In the midst of this lack of clarity, attention was diverted away from the vital issue of balancing population growth with Pakistan’s resources and development priorities.
While the donor agencies’ discourse is focused on issues, including maternal mortality, malnutrition and early childhood development, the reproductive health needs of women, especially fertility and family planning, have not featured as their top single priority.
How then can we resolve this impasse?
Exceptional leadership is required to design and implement policies that bring down fertility rates so that Pakistan can have sufficient resources to meet the needs of its population. Furthermore, a consensus among the country’s key stakeholders has to be achieved to ensure a shared vision on population growth that is reflective of the different needs and dynamics of the population.
Population welfare should not be reduced to jargon. It needs to be adopted as a policy tool to ensure the well-being of every individual, especially vulnerable groups such as women and children. Health services must extend to those millions of families whose children are malnourished and out of school. It will have to be directed towards millions of women who undergo unwanted pregnancies and complications during childbirth.
The federal and provincial governments must both invest in structural reforms and enhance fiscal space to expand access to family planning services to improve the shameful state of women’s health.
The Population Fund mandated by the Council of Common Interests in 2018, which was aimed at financing greater family planning coverage, has not been operationalised. The Fund should be expeditiously utilised to meet the unmet demand for family planning services by incentivising provincial health programmes and private-sector providers for providing easily accessible and efficient reproductive health services.
While donors can support government efforts, by demonstrating innovative solutions, they are unable to singlehandedly finance impactful large-scale programmes. Therefore, governments must take the lead in implementing schemes that are designed to sustain the innovations beyond donor support.

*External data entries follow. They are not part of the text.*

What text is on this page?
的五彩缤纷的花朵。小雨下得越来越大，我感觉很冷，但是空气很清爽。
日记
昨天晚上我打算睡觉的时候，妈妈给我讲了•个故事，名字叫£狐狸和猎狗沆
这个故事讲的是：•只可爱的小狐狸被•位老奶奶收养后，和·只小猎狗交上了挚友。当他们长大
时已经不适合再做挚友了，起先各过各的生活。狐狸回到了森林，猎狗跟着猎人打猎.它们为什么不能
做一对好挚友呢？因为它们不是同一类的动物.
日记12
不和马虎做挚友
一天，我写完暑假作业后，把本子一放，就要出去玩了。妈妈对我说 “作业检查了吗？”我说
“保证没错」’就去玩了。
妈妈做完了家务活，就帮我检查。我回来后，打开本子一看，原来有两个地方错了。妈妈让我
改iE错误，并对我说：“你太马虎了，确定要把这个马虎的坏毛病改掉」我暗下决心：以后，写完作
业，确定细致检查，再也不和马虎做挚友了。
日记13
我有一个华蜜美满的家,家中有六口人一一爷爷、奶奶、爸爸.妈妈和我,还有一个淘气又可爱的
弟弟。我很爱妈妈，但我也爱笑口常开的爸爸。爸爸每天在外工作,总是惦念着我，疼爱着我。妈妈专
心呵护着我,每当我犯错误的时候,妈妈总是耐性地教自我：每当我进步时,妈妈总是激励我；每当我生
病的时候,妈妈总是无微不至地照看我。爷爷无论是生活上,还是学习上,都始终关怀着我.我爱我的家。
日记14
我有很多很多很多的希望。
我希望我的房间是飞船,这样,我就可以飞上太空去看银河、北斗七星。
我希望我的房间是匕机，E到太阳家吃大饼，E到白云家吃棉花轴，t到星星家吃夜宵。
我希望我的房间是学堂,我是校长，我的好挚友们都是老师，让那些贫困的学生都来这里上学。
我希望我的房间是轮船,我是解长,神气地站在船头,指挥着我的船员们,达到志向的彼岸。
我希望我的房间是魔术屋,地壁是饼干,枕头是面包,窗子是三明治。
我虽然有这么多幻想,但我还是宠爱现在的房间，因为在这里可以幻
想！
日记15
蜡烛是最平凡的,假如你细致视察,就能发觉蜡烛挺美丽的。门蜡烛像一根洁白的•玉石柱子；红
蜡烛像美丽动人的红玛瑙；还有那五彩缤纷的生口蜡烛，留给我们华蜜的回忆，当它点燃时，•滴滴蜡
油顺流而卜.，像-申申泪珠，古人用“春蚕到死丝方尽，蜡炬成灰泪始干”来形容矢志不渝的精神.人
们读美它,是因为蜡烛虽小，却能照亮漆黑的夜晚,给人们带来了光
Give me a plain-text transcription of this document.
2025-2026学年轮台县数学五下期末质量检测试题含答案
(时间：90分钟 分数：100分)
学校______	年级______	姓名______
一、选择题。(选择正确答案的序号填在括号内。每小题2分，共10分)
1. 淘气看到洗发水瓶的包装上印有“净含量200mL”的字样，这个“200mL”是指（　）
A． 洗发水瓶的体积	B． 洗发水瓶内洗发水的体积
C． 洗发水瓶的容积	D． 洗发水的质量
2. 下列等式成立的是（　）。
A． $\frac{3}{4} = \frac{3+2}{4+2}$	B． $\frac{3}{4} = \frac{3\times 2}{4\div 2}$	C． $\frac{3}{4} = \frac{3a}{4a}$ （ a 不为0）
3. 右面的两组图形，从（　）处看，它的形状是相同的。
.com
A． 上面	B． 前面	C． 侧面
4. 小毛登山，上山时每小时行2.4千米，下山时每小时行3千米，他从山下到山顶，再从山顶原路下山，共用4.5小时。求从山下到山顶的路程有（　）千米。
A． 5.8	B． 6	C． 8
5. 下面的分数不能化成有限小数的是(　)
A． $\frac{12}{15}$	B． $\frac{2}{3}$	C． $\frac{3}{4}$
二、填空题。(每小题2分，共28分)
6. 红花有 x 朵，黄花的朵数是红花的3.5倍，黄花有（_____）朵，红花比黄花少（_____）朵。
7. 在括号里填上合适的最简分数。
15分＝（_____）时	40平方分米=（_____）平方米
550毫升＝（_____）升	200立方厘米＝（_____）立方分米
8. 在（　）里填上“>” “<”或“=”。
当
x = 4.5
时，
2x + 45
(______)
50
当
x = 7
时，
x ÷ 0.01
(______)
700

Finally, interventions aimed at reducing population growth can only be successful if the government leadership at the highest level monitors them. The prime minister’s strategic roadmap, which deals with pertinent policy matters such as the economy and energy, must also give due importance to reducing fertility rates.
Pakistan has been commended for handling the Covid-19 pandemic well and almost eliminating polio when responsibility was shared between the federal and provincial governments.
The same approach should be used to meet the fundamental rights of our 240 million-plus citizens to basic reproductive health information and services. This government and the next have a golden opportunity to right this wrong. The test of leadership lies in whether they will take up the challenge.
The writer is Country Director, Population Council.